“Bütün bunlar, bizlerin birbirimize karşı, Müslümanlar Müslümanlara, Hırvatlar Hırvatlara, Sırplar Sırplara karşı savaşmasına yol açacak”
Balıkçımız savaşta Caco’ya hizmet etmeyi kendisi seçmemişti fakat ona Bosna savaşını kimin kazandığını sorduğumda, ağzından baklayı çıkardı: “Onlar kazandı! Eski muharip askerlere yaptıklarına baksana. Bak şimdi, biz Hırvatlarla savaştık, Hırvatlar bizimle savaştı ve biz Hırvatlarla birlikte Sırplara karşı savaştık – siyasetçiler ise şimdi oturmuş anlaşmalar yapıyorlar.

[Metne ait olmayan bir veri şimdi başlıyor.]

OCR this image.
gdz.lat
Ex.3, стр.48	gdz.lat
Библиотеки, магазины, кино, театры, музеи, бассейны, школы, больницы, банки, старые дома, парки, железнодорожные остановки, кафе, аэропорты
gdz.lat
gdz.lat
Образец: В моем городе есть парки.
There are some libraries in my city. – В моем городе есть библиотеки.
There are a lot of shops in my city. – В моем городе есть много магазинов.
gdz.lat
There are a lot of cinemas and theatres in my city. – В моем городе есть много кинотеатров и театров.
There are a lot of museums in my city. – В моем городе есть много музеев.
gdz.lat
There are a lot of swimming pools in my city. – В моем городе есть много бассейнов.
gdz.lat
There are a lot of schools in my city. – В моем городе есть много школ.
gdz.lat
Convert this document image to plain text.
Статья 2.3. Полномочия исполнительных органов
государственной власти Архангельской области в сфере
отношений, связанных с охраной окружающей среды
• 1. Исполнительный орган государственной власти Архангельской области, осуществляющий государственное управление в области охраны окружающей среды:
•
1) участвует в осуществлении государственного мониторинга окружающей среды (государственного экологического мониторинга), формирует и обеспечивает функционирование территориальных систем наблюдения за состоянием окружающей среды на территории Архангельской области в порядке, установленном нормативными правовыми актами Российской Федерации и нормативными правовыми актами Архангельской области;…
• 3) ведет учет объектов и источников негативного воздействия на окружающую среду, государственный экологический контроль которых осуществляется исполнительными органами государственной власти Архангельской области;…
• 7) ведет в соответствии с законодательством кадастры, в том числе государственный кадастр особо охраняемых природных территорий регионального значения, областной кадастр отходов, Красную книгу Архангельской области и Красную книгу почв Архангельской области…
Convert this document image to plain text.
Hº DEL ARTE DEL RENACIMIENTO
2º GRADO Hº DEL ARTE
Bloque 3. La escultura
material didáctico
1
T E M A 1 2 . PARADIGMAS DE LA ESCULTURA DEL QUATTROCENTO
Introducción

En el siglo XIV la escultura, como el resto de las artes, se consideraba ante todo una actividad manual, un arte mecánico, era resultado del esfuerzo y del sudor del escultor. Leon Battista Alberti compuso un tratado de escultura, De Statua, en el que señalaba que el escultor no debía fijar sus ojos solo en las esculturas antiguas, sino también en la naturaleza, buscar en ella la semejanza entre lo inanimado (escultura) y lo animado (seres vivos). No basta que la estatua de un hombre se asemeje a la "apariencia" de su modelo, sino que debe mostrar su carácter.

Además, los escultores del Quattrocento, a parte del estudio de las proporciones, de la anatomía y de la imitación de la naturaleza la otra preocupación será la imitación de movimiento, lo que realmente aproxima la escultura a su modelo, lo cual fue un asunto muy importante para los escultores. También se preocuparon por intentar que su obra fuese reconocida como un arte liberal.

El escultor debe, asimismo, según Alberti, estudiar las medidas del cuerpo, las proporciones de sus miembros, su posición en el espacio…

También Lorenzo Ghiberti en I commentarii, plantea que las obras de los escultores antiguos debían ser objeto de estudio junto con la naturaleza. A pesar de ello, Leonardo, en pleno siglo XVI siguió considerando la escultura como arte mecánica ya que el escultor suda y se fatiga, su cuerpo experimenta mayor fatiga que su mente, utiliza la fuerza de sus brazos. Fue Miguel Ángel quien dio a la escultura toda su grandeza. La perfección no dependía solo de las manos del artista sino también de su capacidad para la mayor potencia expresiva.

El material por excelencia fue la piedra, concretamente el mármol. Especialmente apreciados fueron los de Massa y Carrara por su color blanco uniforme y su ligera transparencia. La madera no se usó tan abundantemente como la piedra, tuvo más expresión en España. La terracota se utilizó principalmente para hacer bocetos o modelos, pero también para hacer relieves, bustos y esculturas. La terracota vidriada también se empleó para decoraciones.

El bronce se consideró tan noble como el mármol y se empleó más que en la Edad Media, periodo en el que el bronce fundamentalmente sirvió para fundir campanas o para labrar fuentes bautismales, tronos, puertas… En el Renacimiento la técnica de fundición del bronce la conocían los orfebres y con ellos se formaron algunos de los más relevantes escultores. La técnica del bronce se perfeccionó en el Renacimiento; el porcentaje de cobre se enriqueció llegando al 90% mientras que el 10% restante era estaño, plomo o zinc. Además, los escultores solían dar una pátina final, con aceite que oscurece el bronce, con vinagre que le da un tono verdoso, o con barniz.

Bütün bunlar, bizlerin birbirimize karşı, Müslümanların Müslümanlara, Hırvatların Hırvatlara, Sırpların Sırplara karşı savaşmasına yol açacak. İşlerin nereye geldiğini görüyorsun değil mi?” –ve bu sırada parlamento binasının olduğu yönü işaret ederek– “En sonunda, zamanında yaşadığımızdan daha beter, gerçek bir iç savaş yaşayacağız”

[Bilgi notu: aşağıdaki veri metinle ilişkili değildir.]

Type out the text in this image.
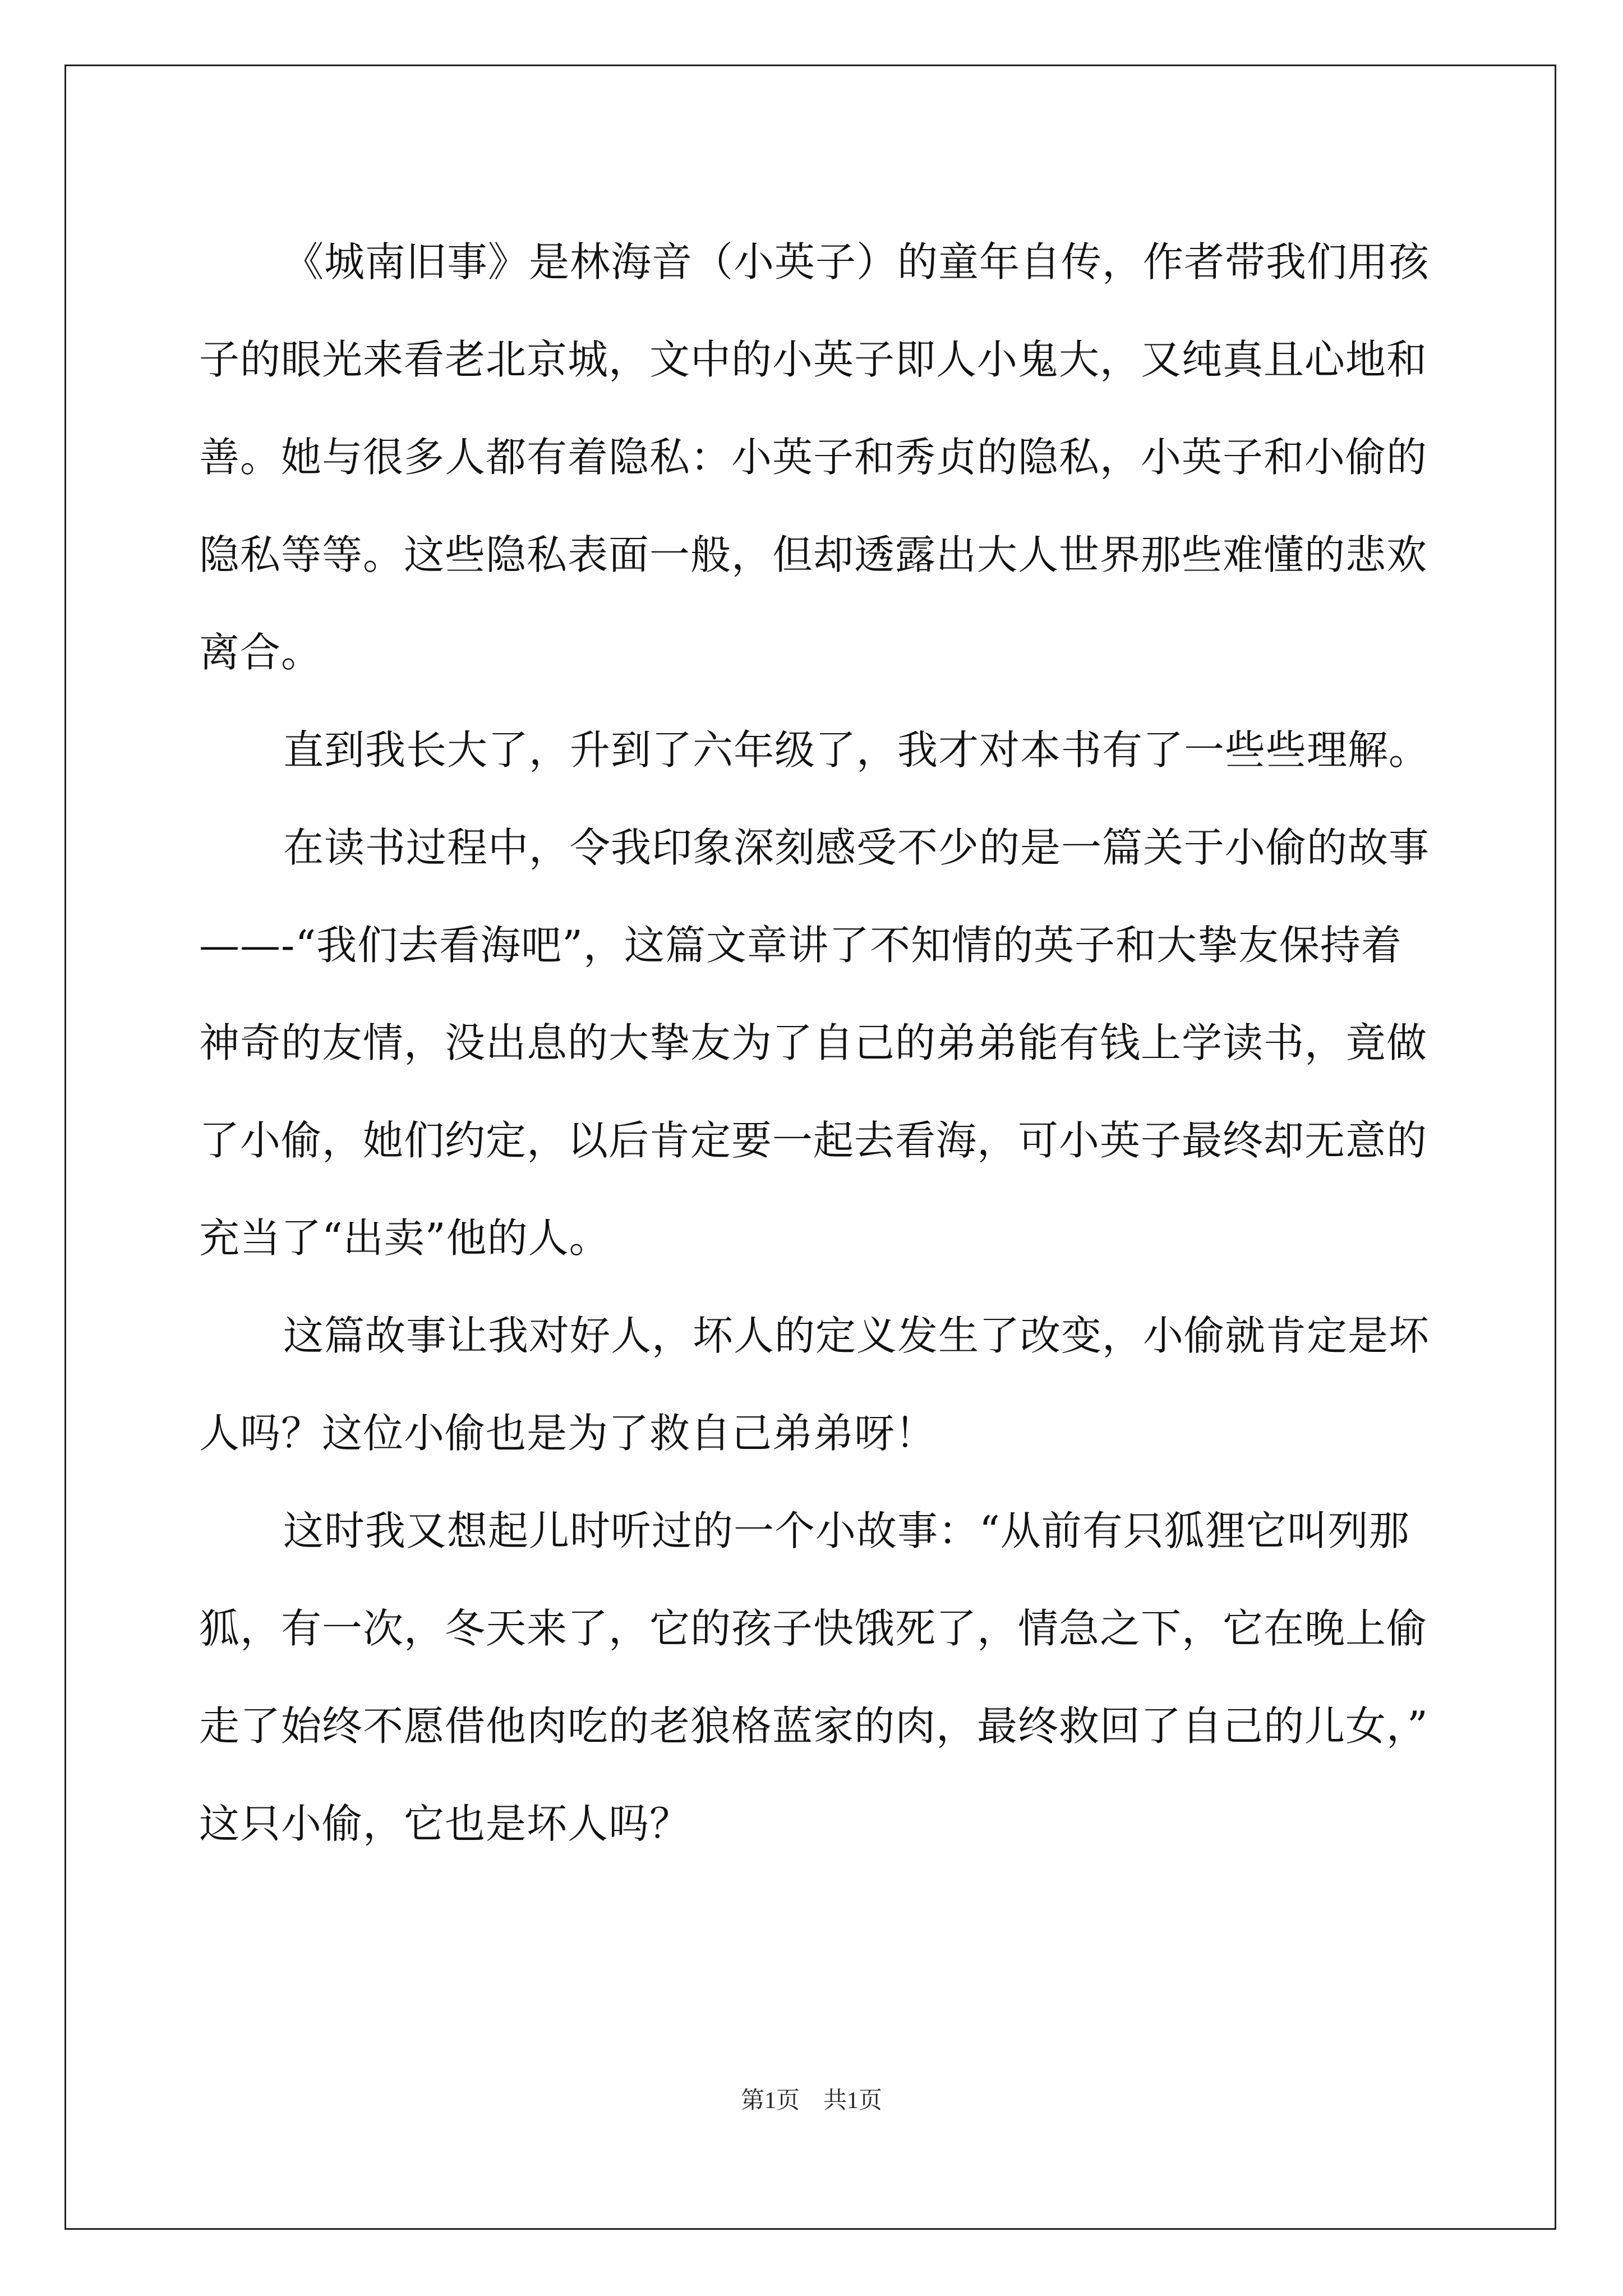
《城南旧事》是林海音（小英子）的童年自传，作者带我们用孩
子的眼光来看老北京城，文中的小英子即人小鬼大，又纯真且心地和
善。她与很多人都有着隐私：小英子和秀贞的隐私，小英子和小偷的
隐私等等。这些隐私表面一般，但却透露出大人世界那些难懂的悲欢
离合。
直到我长大了，升到了六年级了，我才对本书有了一些些理解。
在读书过程中，令我印象深刻感受不少的是一篇关于小偷的故事
——-“我们去看海吧”，这篇文章讲了不知情的英子和大挚友保持着
神奇的友情，没出息的大挚友为了自己的弟弟能有钱上学读书，竟做
了小偷，她们约定，以后肯定要一起去看海，可小英子最终却无意的
充当了“出卖”他的人。
这篇故事让我对好人，坏人的定义发生了改变，小偷就肯定是坏
人吗？这位小偷也是为了救自己弟弟呀！
这时我又想起儿时听过的一个小故事：“从前有只狐狸它叫列那
狐，有一次，冬天来了，它的孩子快饿死了，情急之下，它在晚上偷
走了始终不愿借他肉吃的老狼格蓝家的肉，最终救回了自己的儿女，”
这只小偷，它也是坏人吗？
第1页　共1页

Onu Miljacka Nehri kıyısındaki patikalardan birinde, elinde bir oltayla kenardaki korkuluklara dayanmış, hızlı akan ve pek de balık var gibi görünmeyen sığ suya dik dik bakarken fark ettik. Gökyüzünün öfkeli olduğu yağmur atıştıran bir günde, yanınıza bir çevirmenle yürümekte olan ve bu kasvetli şehrin serserilerine bulaşmaya hazır bir gazeteci değilseniz, böylesi somurtkan –sanırım sinirli de– bir adamın yanına yaklaşmaktan kaçınmak en iyisi olabilirdi.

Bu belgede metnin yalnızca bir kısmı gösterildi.